Sur la question des normes comptables, des évolutions sont perceptibles. Les normes IFRS ont été introduites à la suite de l'affaire Enron, dans le but d'assurer une plus grande transparence des comptes des sociétés. Elles ont, il est vrai, privilégié le court terme sur le long terme. Toutefois, l'IASB a prévu des possibilités de revenir en arrière sur certains points, notamment pour les règles appliquées aux gestionnaires de portefeuille. Un retour à la comptabilisation des actifs à leur valeur d'acquisition, moins sensible aux fluctuations des marchés financiers, est donc possible pour les actifs ayant un horizon de long terme. Certains établissements se sont ainsi engagés dans ce mouvement de retour aux anciennes règles. Une prise de position a, en outre, été définie au niveau communautaire. Mais la question sous-jacente est celle de l'application de règles identiques pour les placements de court terme et ceux de long terme. L'évaluation de ces deux types d'investissement ne devrait pas être soumise aux mêmes exigences.

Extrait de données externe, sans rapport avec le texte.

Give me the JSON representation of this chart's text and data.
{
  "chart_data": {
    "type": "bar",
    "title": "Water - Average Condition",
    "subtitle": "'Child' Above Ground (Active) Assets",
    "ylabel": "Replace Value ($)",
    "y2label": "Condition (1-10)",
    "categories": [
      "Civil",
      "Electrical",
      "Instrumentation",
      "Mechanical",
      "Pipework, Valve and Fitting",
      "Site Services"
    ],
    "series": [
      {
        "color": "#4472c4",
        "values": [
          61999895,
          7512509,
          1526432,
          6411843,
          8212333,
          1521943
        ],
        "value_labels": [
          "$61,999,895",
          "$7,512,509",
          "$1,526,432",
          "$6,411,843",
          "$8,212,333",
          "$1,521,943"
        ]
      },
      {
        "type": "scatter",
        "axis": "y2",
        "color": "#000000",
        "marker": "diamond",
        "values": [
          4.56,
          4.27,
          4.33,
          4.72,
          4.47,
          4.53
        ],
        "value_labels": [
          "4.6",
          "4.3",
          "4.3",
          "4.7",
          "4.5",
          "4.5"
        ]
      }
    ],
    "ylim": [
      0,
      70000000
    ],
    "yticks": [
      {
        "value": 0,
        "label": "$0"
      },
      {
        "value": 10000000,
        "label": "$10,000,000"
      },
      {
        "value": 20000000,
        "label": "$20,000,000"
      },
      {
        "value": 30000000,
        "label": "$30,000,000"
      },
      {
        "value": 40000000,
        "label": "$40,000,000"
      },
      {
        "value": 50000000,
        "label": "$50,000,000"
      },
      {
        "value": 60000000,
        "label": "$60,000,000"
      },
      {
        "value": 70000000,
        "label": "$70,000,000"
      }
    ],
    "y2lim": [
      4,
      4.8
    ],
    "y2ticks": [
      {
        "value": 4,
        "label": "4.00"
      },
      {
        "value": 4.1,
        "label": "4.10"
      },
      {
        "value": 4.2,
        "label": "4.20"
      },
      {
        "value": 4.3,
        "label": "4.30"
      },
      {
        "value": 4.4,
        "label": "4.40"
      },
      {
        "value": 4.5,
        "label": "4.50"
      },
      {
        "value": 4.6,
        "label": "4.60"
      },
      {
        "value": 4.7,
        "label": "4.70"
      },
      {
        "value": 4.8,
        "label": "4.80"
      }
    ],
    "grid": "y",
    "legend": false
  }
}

Sur le troisième point enfin, sans l'euro, les États auraient vraisemblablement réagi à la crise sans se coordonner. La zone euro apparaît donc comme un pôle de stabilisation et de résistance aux crises. En conséquence, beaucoup de pays, même l'Islande, qui n'appartient pas à l'Union européenne, se tournent aujourd'hui vers elle car ils ont été particulièrement déstabilisés par les récents événements. La zone euro a donc gagné en attractivité : même au Royaume-Uni, certains posent la question de l'intégration à la zone euro, même si l'opinion reste largement sur les positions qui prévalaient avant la crise. Néanmoins, ces pays doivent se soumettre aux règles qui encadrent l'intégration dans la zone. La Hongrie, par exemple, pâtit de déficits importants, ce qui est contraire aux règles régissant l'entrée dans la zone. La nouvelle attractivité de la zone euro ne doit pas faire oublier que celle-ci implique, entre pays membres, une certaine cohésion qui se traduit par le respect des règles communes du Pacte de stabilité et de croissance. Aujourd'hui, la priorité demeure bien entendu la relance. Toutefois, il ne faut pas perdre de vue la nécessité d'un retour au respect des règles du Pacte de stabilité et de croissance. Des règles communes doivent donc demeurer et la proposition de résolution rappelle que le respect du Pacte reste un objectif à moyen terme. La conscience de cette discipline constitue d'ailleurs l'un des éléments du différend franco-allemand.
En conclusion, je vous invite à adopter la proposition de résolution présentée par la commission chargée des Affaires européennes, sous réserve d'un amendement de complément évoquant les autres travaux parlementaires menés sur la question.
La Commission examine un amendement du Rapporteur, qui vise à faire référence aux propositions du groupe de travail Assemblée nationale – Sénat sur la crise financière internationale dans la proposition de résolution.
La Commission adopte cet amendement.
La Commission adopte ensuite l'article unique de la proposition de résolution ainsi modifié.